この作品は、もちろん阪神・淡路大震災という出来事が題材ではあるんですけど、その地震によって翻弄されながら、それでも生きていこうとするさまざまな人間の姿が、一番大きなテーマでもあるんですね。くじけそうになるけれど、それでも出てくる人物たちはみんなそれぞれのペースで一歩ずつ前進しようとするんです。
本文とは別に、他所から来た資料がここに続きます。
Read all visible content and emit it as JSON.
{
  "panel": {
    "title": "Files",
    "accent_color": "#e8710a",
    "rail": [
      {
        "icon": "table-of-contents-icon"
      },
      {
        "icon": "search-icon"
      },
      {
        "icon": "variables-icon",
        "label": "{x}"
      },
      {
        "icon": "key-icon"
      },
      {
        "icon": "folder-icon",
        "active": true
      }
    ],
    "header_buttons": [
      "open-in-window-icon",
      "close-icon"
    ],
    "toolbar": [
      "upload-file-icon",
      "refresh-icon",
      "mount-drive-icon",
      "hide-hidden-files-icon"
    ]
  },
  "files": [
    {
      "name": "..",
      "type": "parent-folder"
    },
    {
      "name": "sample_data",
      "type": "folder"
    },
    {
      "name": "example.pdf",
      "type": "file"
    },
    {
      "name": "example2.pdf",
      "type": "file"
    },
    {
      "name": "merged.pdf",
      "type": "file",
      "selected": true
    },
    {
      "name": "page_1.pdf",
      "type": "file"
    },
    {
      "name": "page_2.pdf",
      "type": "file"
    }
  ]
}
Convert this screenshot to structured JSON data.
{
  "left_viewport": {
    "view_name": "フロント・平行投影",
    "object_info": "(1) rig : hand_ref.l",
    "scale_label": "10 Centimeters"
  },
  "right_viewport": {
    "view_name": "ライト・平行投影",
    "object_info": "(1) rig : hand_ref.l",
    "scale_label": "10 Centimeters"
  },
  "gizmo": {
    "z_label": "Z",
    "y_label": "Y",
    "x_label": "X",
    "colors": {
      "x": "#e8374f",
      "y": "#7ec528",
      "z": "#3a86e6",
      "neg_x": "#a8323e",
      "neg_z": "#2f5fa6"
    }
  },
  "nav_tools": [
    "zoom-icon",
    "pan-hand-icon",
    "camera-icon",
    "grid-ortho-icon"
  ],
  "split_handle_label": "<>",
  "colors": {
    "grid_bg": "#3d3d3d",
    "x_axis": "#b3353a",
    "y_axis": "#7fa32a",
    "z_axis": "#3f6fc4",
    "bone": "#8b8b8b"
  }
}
なので、震災を実際に体験した方たちから見ると、いろんなことを思い起こすことになって、つらい部分もあるかもしれないですが、この作品が、過去と今をしっかりつないで、今を生きるすべての人たちにとっての未来に向けての応援歌になるといいなと思っております。人間って、こんなつらい状況下でも楽しもうとして生きるんだと感じられるシーンもあるので、眉間にシワを寄せず、素直に楽しんで見てもらえたらと思います。

井浦新
1974年生まれ、東京都出身。映画『ワンダフルライフ』(98年)で映画初主演。その後『ピンポン』(02年)で注目を浴び、テレビドラマでは『チェイス~国税査察官~」(10年、NHK)、『リッチマン、プアウーマン』(12年、フジ)、『アンナチュラル』(18年、TBS)などに出演。19年は、フジテレビ開局60周年特別企画スペシャルドラマ『レ・ミゼラブル 終わりなき旅路』、カンテレ開局60周年特別ドラマ『BRIDGE はじまりは1995.1.17神戸』で、それぞれ主演。今後も『こはく』『嵐電』『赤い雪 RedSnow』など映画作品への出演が控える。